Air Force Buys Streaming Data Warehouse for Pathfinder, JADC2 Concepts
Data company Kinetica will ingest trillions of records of sensor data to create visual representations of the operating environment across domains.
The Air Force’s digital directorate awarded a contract worth up to $100 million over five years for a data warehousing capability that will pull together information from independent systems covering the air, land, sea, space and cyber domains to create models and visualizations that will improve situational awareness and allow operators to pinpoint threats to the homeland quickly.
After a yearlong prototyping effort with the Defense Innovation Unit, data firm Kinetica was selected to support the North American Aerospace Defense Command and Northern Command Pathfinder program. The new contract expands the prototyping work by incorporating more domains and classification levels to the Kinetica capability.
Dan Nidess, a DIU contractor who managed the prototyping effort, told Nextgov Kinetica’s success during the prototyping effort stemmed from the company’s ability to address issues with the underlying data ecosystem on which end-users and operators rely.
The sheer number of sensors, systems and tools operators must observe while monitoring for threats has only increased, but architectures have not been able to prevent this data from becoming siloed into separate systems that can’t work together.
“They might find something of interest on one monitor that raises their attention and they need to turn to different systems to get amplifying information to try to figure out what it is—is it an aircraft? Is it a bird? Is it possibly a threat?” Nidess said. “I'm sure you can imagine that that eats up a tremendous amount of time for them just trying to manually correlate all these different feeds, time that could be better spent analyzing the situation and making a decision about it.”
The response time for turning raw sensor data into a visual representation on a map using the Kinetica capability can be as fast as a second, Amit Vij, co-founder and president of Kinetica, said. Vij said Kinetica can support datasets with trillions of records.

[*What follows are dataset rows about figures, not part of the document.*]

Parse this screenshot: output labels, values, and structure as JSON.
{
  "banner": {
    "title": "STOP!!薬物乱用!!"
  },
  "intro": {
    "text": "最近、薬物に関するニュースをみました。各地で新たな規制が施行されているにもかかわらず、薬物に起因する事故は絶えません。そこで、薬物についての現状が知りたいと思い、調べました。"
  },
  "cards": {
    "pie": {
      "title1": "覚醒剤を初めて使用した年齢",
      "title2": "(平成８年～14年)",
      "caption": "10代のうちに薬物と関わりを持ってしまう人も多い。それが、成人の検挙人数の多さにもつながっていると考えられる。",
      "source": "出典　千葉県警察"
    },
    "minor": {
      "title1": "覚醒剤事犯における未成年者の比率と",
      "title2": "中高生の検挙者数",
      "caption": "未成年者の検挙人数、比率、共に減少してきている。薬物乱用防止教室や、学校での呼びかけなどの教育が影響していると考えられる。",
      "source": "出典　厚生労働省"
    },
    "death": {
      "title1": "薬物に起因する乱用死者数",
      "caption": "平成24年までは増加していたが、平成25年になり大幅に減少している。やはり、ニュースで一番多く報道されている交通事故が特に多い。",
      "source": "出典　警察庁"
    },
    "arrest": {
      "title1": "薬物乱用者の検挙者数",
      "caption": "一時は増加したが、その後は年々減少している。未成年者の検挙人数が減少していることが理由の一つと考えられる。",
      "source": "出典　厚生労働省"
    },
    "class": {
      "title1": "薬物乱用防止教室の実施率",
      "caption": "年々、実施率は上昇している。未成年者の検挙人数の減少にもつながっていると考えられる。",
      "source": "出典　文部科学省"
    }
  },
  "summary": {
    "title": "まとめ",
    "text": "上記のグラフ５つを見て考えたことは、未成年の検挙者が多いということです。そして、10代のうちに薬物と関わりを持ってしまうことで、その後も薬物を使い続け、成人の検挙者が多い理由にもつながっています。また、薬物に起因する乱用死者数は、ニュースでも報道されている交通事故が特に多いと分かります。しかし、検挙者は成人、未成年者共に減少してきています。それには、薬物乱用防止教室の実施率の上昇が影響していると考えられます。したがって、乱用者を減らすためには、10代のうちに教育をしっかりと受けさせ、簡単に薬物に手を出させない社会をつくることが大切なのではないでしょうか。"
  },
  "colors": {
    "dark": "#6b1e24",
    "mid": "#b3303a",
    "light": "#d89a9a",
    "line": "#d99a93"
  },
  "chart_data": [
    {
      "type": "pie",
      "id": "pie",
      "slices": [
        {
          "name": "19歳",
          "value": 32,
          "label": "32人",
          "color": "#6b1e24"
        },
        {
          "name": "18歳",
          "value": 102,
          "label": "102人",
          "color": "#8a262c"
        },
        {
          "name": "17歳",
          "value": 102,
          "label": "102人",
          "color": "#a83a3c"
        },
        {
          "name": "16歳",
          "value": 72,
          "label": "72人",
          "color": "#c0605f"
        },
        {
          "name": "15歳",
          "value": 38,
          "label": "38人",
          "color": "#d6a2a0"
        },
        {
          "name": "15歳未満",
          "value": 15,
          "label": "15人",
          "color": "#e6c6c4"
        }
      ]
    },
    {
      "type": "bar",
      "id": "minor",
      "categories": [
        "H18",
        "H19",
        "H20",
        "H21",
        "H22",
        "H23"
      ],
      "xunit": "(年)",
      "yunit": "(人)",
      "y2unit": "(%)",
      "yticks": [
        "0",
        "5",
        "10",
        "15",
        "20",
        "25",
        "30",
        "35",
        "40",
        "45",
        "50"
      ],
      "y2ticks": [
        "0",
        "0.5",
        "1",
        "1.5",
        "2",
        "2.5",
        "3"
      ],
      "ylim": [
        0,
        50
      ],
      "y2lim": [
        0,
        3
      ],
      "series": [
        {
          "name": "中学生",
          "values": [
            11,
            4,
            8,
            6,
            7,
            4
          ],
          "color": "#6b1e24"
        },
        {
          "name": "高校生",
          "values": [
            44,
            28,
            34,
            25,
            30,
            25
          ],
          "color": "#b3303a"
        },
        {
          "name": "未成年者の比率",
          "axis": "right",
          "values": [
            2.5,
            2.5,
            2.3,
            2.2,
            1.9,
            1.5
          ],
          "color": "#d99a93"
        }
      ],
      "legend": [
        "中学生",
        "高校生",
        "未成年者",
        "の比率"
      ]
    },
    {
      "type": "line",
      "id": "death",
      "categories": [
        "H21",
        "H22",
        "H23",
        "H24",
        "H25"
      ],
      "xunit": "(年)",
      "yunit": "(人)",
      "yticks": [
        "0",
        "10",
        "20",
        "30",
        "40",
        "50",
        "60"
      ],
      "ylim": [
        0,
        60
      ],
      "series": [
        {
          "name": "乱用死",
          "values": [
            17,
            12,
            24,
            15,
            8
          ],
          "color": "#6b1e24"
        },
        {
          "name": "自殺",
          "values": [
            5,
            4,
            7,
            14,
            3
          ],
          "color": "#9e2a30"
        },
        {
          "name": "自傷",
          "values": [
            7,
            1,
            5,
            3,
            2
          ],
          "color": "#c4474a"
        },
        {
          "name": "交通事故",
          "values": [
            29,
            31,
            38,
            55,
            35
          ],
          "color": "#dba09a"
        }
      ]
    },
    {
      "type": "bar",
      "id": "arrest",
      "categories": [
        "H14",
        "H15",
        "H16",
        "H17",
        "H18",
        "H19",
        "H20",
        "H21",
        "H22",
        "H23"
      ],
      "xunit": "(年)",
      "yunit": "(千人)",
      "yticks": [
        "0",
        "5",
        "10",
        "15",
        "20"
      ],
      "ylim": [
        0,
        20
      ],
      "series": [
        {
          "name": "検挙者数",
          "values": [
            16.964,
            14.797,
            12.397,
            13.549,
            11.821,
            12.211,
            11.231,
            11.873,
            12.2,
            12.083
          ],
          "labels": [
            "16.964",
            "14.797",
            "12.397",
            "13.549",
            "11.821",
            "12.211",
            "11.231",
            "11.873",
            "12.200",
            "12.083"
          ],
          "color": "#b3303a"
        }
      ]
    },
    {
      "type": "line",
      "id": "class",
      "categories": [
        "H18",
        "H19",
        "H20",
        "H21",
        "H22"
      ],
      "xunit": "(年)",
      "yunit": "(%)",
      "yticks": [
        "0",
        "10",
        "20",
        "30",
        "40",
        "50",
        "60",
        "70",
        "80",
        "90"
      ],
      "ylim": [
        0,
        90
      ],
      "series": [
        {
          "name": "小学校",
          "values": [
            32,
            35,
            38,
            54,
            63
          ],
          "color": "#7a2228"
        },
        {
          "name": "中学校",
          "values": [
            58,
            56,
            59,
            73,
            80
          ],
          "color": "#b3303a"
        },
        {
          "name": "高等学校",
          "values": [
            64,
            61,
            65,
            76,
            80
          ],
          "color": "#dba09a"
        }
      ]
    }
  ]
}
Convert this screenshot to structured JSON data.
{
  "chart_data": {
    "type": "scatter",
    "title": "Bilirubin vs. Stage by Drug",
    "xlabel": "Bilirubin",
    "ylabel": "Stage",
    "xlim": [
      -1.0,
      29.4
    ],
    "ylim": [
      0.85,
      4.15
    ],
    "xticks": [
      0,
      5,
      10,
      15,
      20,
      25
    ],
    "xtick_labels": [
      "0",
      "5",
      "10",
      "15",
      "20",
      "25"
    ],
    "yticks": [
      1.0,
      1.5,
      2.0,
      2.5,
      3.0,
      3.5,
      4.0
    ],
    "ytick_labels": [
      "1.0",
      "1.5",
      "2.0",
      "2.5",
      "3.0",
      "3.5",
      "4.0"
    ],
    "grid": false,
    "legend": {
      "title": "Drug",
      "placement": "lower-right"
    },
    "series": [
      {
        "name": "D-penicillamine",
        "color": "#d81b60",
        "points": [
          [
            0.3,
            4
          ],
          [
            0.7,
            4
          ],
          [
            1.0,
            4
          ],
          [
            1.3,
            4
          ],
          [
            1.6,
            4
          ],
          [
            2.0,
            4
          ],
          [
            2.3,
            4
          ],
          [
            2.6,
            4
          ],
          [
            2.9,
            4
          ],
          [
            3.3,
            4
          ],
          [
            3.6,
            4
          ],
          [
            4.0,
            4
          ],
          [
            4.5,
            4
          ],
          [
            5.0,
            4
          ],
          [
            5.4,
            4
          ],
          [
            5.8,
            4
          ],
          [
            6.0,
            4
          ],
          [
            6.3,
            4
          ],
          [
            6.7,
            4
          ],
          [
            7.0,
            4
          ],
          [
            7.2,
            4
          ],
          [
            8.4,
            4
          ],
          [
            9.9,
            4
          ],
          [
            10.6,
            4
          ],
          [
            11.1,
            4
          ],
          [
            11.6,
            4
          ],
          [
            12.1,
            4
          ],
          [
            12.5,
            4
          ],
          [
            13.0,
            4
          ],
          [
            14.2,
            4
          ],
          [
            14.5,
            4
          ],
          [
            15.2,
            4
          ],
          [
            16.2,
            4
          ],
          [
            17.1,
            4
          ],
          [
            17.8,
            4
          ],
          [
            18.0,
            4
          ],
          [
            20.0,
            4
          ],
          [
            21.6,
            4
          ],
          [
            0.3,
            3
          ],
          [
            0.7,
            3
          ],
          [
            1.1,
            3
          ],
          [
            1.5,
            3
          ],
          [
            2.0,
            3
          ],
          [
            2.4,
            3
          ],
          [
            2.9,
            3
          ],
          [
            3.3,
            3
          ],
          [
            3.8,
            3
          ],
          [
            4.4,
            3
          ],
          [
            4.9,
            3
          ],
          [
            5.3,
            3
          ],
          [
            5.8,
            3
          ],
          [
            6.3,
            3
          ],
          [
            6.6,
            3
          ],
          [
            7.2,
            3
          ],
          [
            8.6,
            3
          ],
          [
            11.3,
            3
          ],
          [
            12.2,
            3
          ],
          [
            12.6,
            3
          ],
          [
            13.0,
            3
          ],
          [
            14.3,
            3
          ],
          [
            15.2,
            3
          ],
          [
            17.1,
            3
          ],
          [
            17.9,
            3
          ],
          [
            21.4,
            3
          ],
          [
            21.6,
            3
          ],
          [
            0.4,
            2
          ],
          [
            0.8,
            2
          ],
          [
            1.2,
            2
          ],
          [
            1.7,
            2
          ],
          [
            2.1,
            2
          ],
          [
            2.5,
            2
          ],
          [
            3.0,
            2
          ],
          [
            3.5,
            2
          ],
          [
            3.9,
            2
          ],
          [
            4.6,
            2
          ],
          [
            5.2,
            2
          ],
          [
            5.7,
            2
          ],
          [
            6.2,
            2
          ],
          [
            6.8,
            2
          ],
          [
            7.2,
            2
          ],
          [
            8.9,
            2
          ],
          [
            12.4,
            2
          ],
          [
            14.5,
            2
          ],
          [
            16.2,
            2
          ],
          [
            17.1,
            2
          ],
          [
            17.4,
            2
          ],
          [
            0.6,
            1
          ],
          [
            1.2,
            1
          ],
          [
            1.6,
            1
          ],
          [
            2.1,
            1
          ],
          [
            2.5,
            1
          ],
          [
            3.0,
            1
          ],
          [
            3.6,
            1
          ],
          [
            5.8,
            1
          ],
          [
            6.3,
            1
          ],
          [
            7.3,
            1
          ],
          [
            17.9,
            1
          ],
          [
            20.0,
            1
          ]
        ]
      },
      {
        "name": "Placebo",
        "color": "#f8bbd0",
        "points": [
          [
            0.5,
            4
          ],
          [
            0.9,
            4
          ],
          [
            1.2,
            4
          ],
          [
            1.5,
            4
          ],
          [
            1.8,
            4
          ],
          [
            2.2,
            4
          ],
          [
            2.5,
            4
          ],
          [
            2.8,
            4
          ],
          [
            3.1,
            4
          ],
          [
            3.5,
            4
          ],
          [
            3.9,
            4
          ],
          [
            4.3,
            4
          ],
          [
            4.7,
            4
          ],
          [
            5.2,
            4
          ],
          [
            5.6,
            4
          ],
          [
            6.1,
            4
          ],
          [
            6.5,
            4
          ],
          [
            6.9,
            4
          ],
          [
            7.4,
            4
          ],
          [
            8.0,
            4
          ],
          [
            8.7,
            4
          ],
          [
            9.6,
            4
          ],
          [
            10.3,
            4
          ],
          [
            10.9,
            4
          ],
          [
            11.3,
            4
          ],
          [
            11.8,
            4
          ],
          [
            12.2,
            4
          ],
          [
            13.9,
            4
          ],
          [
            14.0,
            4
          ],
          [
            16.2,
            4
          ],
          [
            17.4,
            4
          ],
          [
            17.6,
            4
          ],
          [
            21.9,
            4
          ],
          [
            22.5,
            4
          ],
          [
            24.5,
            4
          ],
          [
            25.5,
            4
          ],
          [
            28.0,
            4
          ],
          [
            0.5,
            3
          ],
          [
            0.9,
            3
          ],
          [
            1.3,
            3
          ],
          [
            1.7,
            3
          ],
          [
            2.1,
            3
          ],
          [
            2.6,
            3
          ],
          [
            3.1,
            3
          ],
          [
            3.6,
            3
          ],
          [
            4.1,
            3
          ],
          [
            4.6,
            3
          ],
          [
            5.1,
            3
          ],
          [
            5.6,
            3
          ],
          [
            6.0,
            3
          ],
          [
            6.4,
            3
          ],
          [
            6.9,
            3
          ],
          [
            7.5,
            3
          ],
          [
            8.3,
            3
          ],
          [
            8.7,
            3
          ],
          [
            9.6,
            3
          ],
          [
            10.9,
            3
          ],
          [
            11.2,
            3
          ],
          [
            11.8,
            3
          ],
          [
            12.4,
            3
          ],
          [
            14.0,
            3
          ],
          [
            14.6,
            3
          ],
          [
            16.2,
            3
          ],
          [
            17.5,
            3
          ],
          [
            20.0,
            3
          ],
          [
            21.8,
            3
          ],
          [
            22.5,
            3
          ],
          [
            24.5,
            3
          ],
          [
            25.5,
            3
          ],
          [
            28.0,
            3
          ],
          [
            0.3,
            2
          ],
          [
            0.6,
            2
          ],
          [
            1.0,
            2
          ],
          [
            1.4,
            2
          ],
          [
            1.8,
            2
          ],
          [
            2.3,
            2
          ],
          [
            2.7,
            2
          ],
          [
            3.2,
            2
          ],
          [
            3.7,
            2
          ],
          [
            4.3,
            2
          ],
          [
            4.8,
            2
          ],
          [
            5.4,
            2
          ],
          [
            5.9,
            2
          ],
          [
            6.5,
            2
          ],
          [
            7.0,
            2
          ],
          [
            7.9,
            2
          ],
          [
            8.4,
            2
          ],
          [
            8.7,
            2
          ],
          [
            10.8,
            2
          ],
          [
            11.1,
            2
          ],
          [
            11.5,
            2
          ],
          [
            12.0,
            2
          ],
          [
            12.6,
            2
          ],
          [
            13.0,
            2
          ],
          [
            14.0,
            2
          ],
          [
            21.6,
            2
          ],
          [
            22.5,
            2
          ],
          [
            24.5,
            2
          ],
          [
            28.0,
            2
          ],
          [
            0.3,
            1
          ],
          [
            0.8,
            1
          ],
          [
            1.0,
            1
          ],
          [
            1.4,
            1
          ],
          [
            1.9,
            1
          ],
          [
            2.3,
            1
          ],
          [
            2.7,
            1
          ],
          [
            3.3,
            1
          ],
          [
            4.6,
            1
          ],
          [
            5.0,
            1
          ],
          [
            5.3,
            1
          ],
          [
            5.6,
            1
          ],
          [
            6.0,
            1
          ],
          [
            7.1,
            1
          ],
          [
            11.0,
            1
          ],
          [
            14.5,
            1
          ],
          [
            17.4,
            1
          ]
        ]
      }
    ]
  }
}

“We started a database from the ground up leveraging, as opposed to a serial kind of compute model, a massive, parallel kind of compute model,” Vij said. “In addition, we can run analytics right within our database … The same video cards that render video games, we can render pictures and videos that are created right on the fly.”This means ingested data doesn’t have to be shuffled out to a separate visualization mechanism, which often creates bottlenecks in the software architecture stack, Vij added. Artificial intelligence and machine learning models will also help to pull out anomalies from the data, separating important information from the noise that can cloud it with false positives.
“As the system, as the platform accumulates more information, it gets more and more intelligent, and produces those alerts based on past historical observed behavior,” Vij said about the future vision of the project. “And if it's within different tolerances that the government can change and adjust, it can produce more relevant information to the operator for them to execute against.”
Kinetica’s data streaming warehouse is deployed on Amazon Web Services’ GovCloud and is powered by graphics processing units from NVIDIA and Intel central processing units.
The Kinetica project with the Pathfinder program is connected to the Advanced Battle Management Systems effort, which is also led by the Air Force. ABMS is the platform supporting the Defense Department’s Joint All-Domain Command and Control, or JADC2 concept, by creating a military internet-of-things framework connecting sensors through a united network.